Neben der Organisation und inhaltlichen Gestaltung von Unterricht darf jedoch die pädagogische Aufgabe von Schule nicht zu kurz kommen. Dies gilt umso mehr, droht jedoch in der derzeitigen Diskussion Bildung zur reinen Konditionierung auf ein Erwerbsleben hin zu verkommen. Begriffe wie „Out-Put-Orientierung“ und „Turbo-Abitur“ stehen stellvertretend für eine Sichtweise von Schule, die Schüler vor allem als personalisierten Rohstoff in den Funktionalismus des Wirtschaftslebens zu stellen scheint. Dieser Entwicklung gilt es entgegenzuwirken. Unter der Überschrift „Soziales Lernen“ bemühen wir uns um ein Innenleben von Schule, das auf der Basis eines bewusst gestalteten Miteinanders die zu fordernden Leistungen oft erst ermöglicht.
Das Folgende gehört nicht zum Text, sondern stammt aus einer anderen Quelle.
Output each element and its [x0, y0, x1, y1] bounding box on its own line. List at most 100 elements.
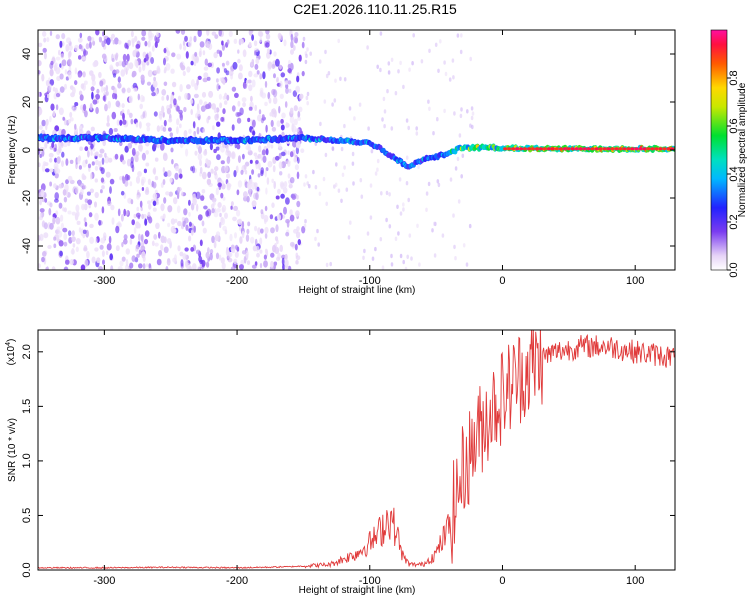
spectrogram-noise-mark [366, 45, 369, 50]
spectrogram-noise-mark [379, 237, 383, 242]
spectrogram-noise-mark [235, 165, 239, 174]
spectrogram-noise-mark [65, 44, 70, 52]
spectrogram-noise-mark [282, 187, 288, 194]
spectrogram-noise-mark [142, 255, 146, 262]
spectrogram-noise-mark [262, 155, 267, 163]
spectrogram-noise-mark [188, 128, 192, 134]
spectrogram-noise-mark [104, 156, 110, 164]
spectrogram-carrier-mark [634, 147, 639, 151]
spectrogram-noise-mark [287, 68, 292, 74]
spectrogram-noise-mark [38, 107, 43, 116]
spectrogram-noise-mark [142, 263, 146, 270]
spectrogram-noise-mark [101, 157, 105, 165]
spectrogram-noise-mark [59, 86, 65, 93]
spectrogram-noise-mark [61, 59, 67, 67]
spectrogram-noise-mark [335, 162, 338, 167]
spectrogram-noise-mark [109, 253, 113, 261]
spectrogram-noise-mark [212, 201, 216, 206]
spectrogram-noise-mark [358, 102, 362, 107]
spectrogram-noise-mark [64, 83, 67, 90]
spectrogram-noise-mark [270, 252, 275, 258]
spectrogram-noise-mark [248, 42, 252, 48]
spectrogram-noise-mark [469, 56, 473, 62]
spectrogram-noise-mark [306, 181, 310, 186]
spectrogram-noise-mark [247, 145, 251, 152]
spectrogram-noise-mark [359, 178, 363, 183]
spectrogram-noise-mark [176, 105, 180, 112]
spectrogram-noise-mark [197, 30, 202, 37]
spectrogram-noise-mark [52, 110, 56, 117]
spectrogram-noise-mark [141, 30, 147, 37]
spectrogram-noise-mark [236, 144, 241, 150]
spectrogram-noise-mark [221, 262, 226, 270]
spectrogram-noise-mark [405, 155, 409, 160]
spectrogram-noise-mark [91, 161, 95, 166]
spectrogram-noise-mark [102, 259, 105, 266]
spectrogram-noise-mark [163, 69, 167, 74]
spectrogram-noise-mark [41, 164, 46, 173]
spectrogram-noise-mark [337, 38, 341, 44]
spectrogram-noise-mark [89, 223, 94, 229]
spectrogram-noise-mark [231, 248, 236, 254]
spectrogram-noise-mark [188, 221, 192, 227]
spectrogram-noise-mark [87, 163, 92, 169]
spectrogram-noise-mark [281, 112, 286, 119]
spectrogram-noise-mark [402, 207, 405, 212]
spectrogram-noise-mark [265, 33, 271, 40]
spectrogram-noise-mark [241, 97, 247, 103]
spectrogram-noise-mark [52, 87, 56, 92]
spectrogram-noise-mark [133, 226, 137, 234]
spectrogram-noise-mark [308, 184, 311, 189]
spectrogram-noise-mark [291, 123, 295, 128]
spectrogram-noise-mark [98, 153, 103, 158]
spectrogram-noise-mark [452, 213, 455, 218]
spectrogram-noise-mark [255, 245, 260, 252]
spectrogram-noise-mark [132, 50, 137, 57]
spectrogram-noise-mark [102, 95, 106, 101]
spectrogram-noise-mark [267, 91, 271, 100]
spectrogram-noise-mark [72, 186, 77, 194]
spectrogram-noise-mark [247, 117, 251, 123]
spectrogram-noise-mark [253, 73, 259, 78]
spectrogram-noise-mark [264, 226, 269, 234]
spectrogram-noise-mark [139, 103, 143, 110]
spectrogram-noise-mark [267, 61, 273, 69]
spectrogram-noise-mark [189, 36, 193, 42]
spectrogram-noise-mark [119, 119, 123, 126]
spectrogram-noise-mark [82, 184, 87, 190]
spectrogram-noise-mark [87, 150, 90, 158]
spectrogram-noise-mark [176, 126, 179, 135]
spectrogram-noise-mark [218, 93, 222, 100]
spectrogram-noise-mark [322, 176, 326, 182]
spectrogram-noise-mark [82, 71, 86, 78]
spectrogram-noise-mark [347, 235, 351, 240]
spectrogram-noise-mark [259, 249, 263, 254]
snr-marks [38, 330, 675, 570]
spectrogram-noise-mark [161, 105, 165, 114]
spectrogram-noise-mark [117, 221, 121, 227]
spectrogram-noise-mark [196, 78, 199, 86]
spectrogram-noise-mark [58, 202, 63, 209]
spectrogram-noise-mark [264, 80, 268, 88]
spectrogram-noise-mark [75, 238, 81, 245]
spectrogram-noise-mark [220, 216, 224, 224]
spectrogram-noise-mark [296, 194, 299, 200]
spectrogram-noise-mark [173, 98, 177, 106]
spectrogram-noise-mark [251, 200, 257, 208]
spectrogram-noise-mark [63, 233, 68, 241]
spectrogram-noise-mark [110, 204, 115, 211]
spectrogram-noise-mark [94, 201, 97, 208]
spectrogram-noise-mark [325, 201, 329, 206]
spectrogram-noise-mark [303, 182, 306, 187]
colorbar-tick-label: 0.8 [728, 70, 740, 85]
spectrogram-noise-mark [137, 171, 142, 177]
spectrogram-noise-mark [276, 78, 279, 83]
spectrogram-noise-mark [199, 41, 205, 48]
spectrogram-noise-mark [211, 103, 217, 110]
spectrogram-noise-mark [55, 104, 59, 111]
spectrogram-noise-mark [293, 157, 298, 163]
spectrogram-noise-mark [265, 167, 269, 172]
spectrogram-noise-mark [260, 153, 263, 161]
spectrogram-noise-mark [176, 118, 180, 126]
spectrogram-noise-mark [285, 231, 290, 237]
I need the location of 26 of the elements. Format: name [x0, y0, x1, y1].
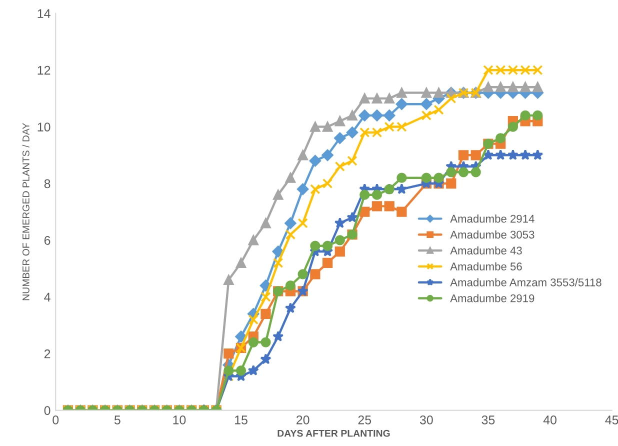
- x-axis-title: DAYS AFTER PLANTING: [278, 430, 390, 437]
- x-tick-label: 10: [173, 416, 186, 424]
- legend-label: Amadumbe Amzam 3553/5118: [450, 278, 602, 286]
- x-tick-label: 25: [358, 416, 372, 424]
- x-tick-label: 15: [235, 416, 248, 424]
- x-tick-label: 30: [420, 416, 433, 424]
- y-tick-label: 0: [44, 406, 50, 415]
- legend-label: Amadumbe 56: [450, 262, 522, 270]
- y-tick-label: 4: [44, 292, 50, 302]
- y-tick-label: 12: [38, 66, 50, 75]
- x-tick-label: 0: [52, 416, 59, 424]
- y-tick-label: 10: [38, 122, 50, 132]
- legend-label: Amadumbe 2919: [450, 294, 534, 302]
- x-tick-label: 20: [296, 416, 310, 424]
- y-axis-title: NUMBER OF EMERGED PLANTS / DAY: [22, 123, 30, 300]
- y-tick-label: 6: [44, 236, 50, 245]
- x-tick-label: 5: [114, 416, 120, 424]
- y-tick-label: 2: [44, 349, 50, 358]
- y-tick-label: 14: [38, 9, 50, 18]
- x-tick-label: 45: [605, 416, 618, 424]
- x-tick-label: 40: [543, 416, 556, 424]
- x-tick-label: 35: [482, 416, 495, 424]
- legend-label: Amadumbe 2914: [450, 214, 534, 223]
- y-tick-label: 8: [44, 179, 50, 188]
- legend-label: Amadumbe 3053: [450, 230, 534, 239]
- legend-label: Amadumbe 43: [450, 246, 522, 255]
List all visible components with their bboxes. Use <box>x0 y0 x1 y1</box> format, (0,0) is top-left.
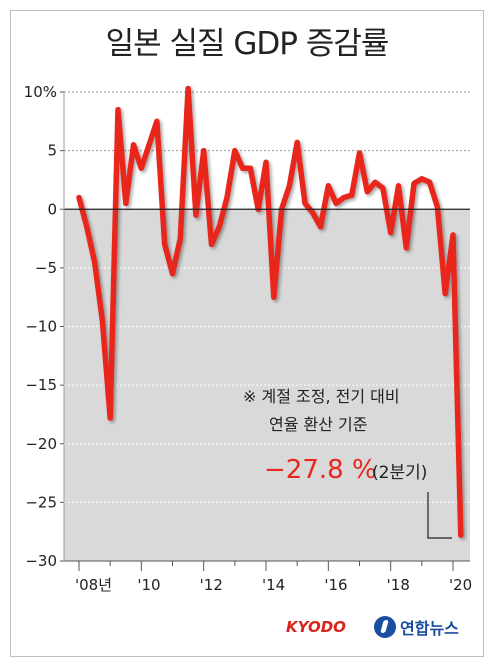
y-tick-label: −20 <box>25 435 57 453</box>
y-tick-label: −10 <box>25 318 57 336</box>
x-tick-label: '16 <box>324 576 347 594</box>
y-tick-label: −15 <box>25 376 57 394</box>
x-tick-label: '14 <box>262 576 285 594</box>
y-tick-label: 10% <box>24 83 57 101</box>
callout-value: −27.8 % <box>264 455 377 485</box>
y-tick-label: 0 <box>47 200 57 218</box>
x-tick-label: '10 <box>137 576 160 594</box>
y-tick-label: −5 <box>35 259 57 277</box>
callout-period: (2분기) <box>372 463 427 483</box>
chart-title: 일본 실질 GDP 증감률 <box>105 26 390 62</box>
yonhap-logo-icon <box>374 616 396 638</box>
y-tick-label: 5 <box>47 142 57 160</box>
chart-frame <box>10 10 484 657</box>
below-zero-shading <box>64 209 470 561</box>
note-line-2: 연율 환산 기준 <box>269 415 368 434</box>
yonhap-label: 연합뉴스 <box>400 619 459 638</box>
x-tick-label: '18 <box>387 576 410 594</box>
callout-leader <box>427 492 452 539</box>
x-tick-label: '12 <box>200 576 223 594</box>
x-tick-label: '08년 <box>75 576 112 594</box>
y-tick-label: −25 <box>25 493 57 511</box>
gdp-series-line <box>76 85 464 538</box>
kyodo-credit: KYODO <box>286 618 346 636</box>
y-tick-label: −30 <box>25 552 57 570</box>
yonhap-credit: 연합뉴스 <box>374 612 459 642</box>
note-line-1: ※ 계절 조정, 전기 대비 <box>243 387 400 406</box>
x-tick-label: '20 <box>449 576 472 594</box>
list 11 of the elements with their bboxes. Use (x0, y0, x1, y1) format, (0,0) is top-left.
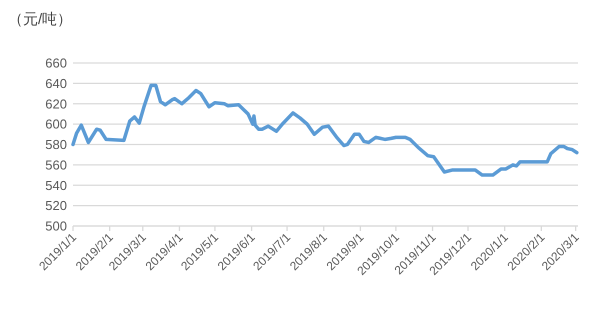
y-tick-label: 640 (45, 76, 67, 91)
y-tick-label: 500 (45, 218, 67, 234)
y-tick-label: 560 (45, 157, 67, 172)
y-tick-label: 660 (45, 56, 67, 70)
y-tick-label: 600 (45, 116, 67, 132)
y-tick-label: 620 (45, 96, 67, 112)
y-axis-title: （元/吨） (8, 11, 72, 28)
y-tick-label: 580 (45, 137, 67, 152)
y-tick-label: 520 (45, 198, 67, 214)
line-series (71, 84, 579, 177)
y-tick-label: 540 (45, 178, 67, 193)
Die im vergangenen Schuljahr beschlossene Schulvereinbarung, deren Wortlaut an anderer Stelle dieser Ausgabe der „Salentiner-Nachrichten“ nachzulesen ist, ist ein Beispiel für eine gelungene Kooperation von Eltern, Schülern und Lehrern. Besondere Erwähnung verdient auch die verdienstvolle Arbeit der Streitschlichter. Bei diesem Projekt versuchen dazu ausgebildete Schülerinnen und Schüler bei persönlichen Konflikten zwischen Mitschülern zu vermitteln. Die schon länger tätige Gruppe der Vertrauensschüler praktiziert auf vorbildliche Weise Gemeinsinn in unserer Schule. Auch der Einsatz für karitative Hilfsprojekte (z. B. Lepra-Hilfe, Unterstützung für Schulen in Peru und Kolumbien) zeugt von Verantwortungsgefühl und großem Engagement. Das dahinter erkennbare Bedürfnis, Schule nicht nur als Ort kognitiver Wissensvermittlung zu verstehen, sondern auch soziale Verantwortung für das nähere und weitere Umfeld zu lernen und zu praktizieren, muss unbedingt wahrgenommen und gefördert werden. Die dafür benötige Zeit ist sinnvoll investiert, wollen wir die Grundlagen für eine möglichst umfassende Bildung schaffen, ohne die unsere Gesellschaft auf Dauer nicht überleben kann.